Many online services offer two-factor authentication, which enhances security by requiring more than just your password to sign in. There are many different types of additional authentication methods you can use.
Different services offer different two-factor authentication methods, and in some cases, you can even choose from a few different options. Here’s how they work and how they differ.
Many services allow you to sign up to receive an SMS message whenever you log into your account. That SMS message will contain a short one-time-use code you’ll have to enter. With this system, your cell phone is used as the second authentication method. Someone can’t just get into your account if they have your password—they need your password and access to your phone or its SMS messages.
This is convenient, as you don’t need to do anything special, and most people have cell phones. Some services will even dial a phone number and have an automated system speak a code, allowing you to use this with a landline phone number that can’t receive text messages.
However, there are big problems with SMS verification. Attackers can use SIM swap attacks to gain access to your secure codes or intercept them thanks to flaws in the cellular network. We recommend against using SMS messages, if possible. However, SMS messages are still much more secure than not using any two-factor authentication at all!
App-Generated Codes (Like Google Authenticator and Authy)
You can also have your codes generated by an app on your phone. The most widely known app that does this is Google Authenticator, which Google offers for Android and iPhone. However, we prefer Authy, which does everything Google Authenticator does—and more. Despite the name, these apps use an open standard. For example, it’s possible to add Microsoft accounts and many other types of accounts to the Google Authenticator app.
Install the app, scan the code when setting up a new account, and that app will generate new codes approximately every 30 seconds. You’ll have to enter the current code displayed in the app on your phone as well as your password when you log into an account.
This doesn’t require a cellular signal at all, and the “seed” that allows the app to generate those time-limited codes is stored only on your device. That means that it’s much more secure, as even someone who gains access to your phone number or intercepts your text messages won’t know your codes.
Some services—for example, Blizzard’s Battle.net Authenticator—also have their own dedicated code-generating apps.
Physical Authentication Keys
Physical authentication keys are another option that are starting to become more popular. Big companies from the technology and financial sectors are creating a standard known as U2F, and it’s already possible to use a physical U2F token to secure your Google, Dropbox, and GitHub accounts. This is just a small USB key you put on your keychain. Whenever you want to log into your account from a new computer, you’ll have to insert the USB key and press a button on it. That’s it—no typing codes. In the future, these devices should work with NFC and Bluetooth for communicating with mobile devices without USB ports.
This solution works better than SMS verification and one-time-use codes because it can’t be intercepted and messed with. It’s also simpler and more convenient to use. For example, a phishing site could show you a fake Google login page and capture your one-time-use code when you attempt to log in. They could then use that code to log into Google. But, with a physical authentication key that works in concert with your browser, the browser can ensure it’s communicating with the real website and the code can’t be captured by an attacker.
Expect to see a lot more of these in the future.
Some mobile apps may provide two-factor authentication using the app itself. For example, Google now offers a code-less two-factor authentication as long as you have the Google app installed on your phone.

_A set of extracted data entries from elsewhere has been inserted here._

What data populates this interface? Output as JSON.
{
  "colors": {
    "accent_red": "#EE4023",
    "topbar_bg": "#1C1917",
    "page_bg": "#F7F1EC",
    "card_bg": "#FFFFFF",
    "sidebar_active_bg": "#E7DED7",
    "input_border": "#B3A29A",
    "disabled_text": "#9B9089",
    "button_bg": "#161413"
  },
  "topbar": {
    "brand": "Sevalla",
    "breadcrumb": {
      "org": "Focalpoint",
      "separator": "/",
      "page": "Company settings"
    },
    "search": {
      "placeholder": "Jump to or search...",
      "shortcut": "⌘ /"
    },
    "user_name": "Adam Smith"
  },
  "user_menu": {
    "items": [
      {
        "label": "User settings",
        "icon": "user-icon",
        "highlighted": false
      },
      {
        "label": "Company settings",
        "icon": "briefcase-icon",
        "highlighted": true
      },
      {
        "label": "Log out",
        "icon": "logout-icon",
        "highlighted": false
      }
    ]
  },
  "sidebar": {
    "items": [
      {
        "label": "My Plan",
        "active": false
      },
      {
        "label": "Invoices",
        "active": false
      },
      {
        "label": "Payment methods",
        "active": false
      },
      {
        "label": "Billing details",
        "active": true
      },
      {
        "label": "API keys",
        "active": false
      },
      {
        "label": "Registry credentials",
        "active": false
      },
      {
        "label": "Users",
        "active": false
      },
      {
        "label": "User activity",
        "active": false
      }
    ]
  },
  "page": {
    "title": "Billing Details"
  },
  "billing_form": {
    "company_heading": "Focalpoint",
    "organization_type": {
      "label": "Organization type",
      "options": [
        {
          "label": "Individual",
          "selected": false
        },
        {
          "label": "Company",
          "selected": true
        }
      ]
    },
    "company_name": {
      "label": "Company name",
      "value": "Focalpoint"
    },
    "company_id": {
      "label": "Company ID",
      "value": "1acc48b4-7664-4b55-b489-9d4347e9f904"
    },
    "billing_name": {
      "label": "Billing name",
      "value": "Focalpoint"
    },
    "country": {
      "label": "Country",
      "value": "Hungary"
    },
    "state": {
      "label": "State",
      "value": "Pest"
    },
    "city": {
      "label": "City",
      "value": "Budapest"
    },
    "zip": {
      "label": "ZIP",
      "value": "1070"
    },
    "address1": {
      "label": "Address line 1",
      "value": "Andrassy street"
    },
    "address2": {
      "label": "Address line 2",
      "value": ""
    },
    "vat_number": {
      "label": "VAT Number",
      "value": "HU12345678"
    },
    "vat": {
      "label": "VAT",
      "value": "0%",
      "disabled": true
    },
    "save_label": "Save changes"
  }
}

Whenever you attempt to log into Google from another computer or device, you just need to tap a button on your phone, no code required. Google is checking to ensure you have access to your phone before you attempt to log in.
Apple’s two-step verification works similarly, although it doesn’t use an app—it uses the iOS operating system itself. Whenever you attempt to log in from a new device, you can receive a one-time-use code sent to a registered device, like your iPhone or iPad. Twitter’s mobile app has a similar feature called login verification as well. And, Google and Microsoft have added this feature to the Google and Microsoft Authenticator smartphone apps.
Other services rely on your email account to authenticate you. For example, if you enable Steam Guard, Steam will prompt you to enter a one-time-use code sent to your email every time you log in from a new computer. This at least ensures an attacker would need both your Steam account password and access to your email account to gain access to that account.
This isn’t as secure as other two-step verification methods, as it can be easy for someone to gain access to your email account, especially if you aren’t using two-step verification on it! Avoid email-based verification if you can use something stronger. (Thankfully, Steam does offer app-based authentication on its mobile app.)
The Last Resort: Recovery Codes
Recovery codes provide a safety net in case you lose the two-factor authentication method. When you set up two-factor authentication, you’ll usually be provided with recovery codes you should write down and store somewhere safe. You’ll need them if you ever lose your two-step verification method.
Be sure you have a copy of your recovery codes somewhere if you’re using two-step authentication.
You won’t find this many options for each of your accounts. However, many services do offer multiple two-step verification methods you can pick from.
There’s also the option of using multiple two-factor authentication methods. For example, if you set up both a code-generating app and a physical security key, you could gain access to your account via the app if you ever lose the physical key.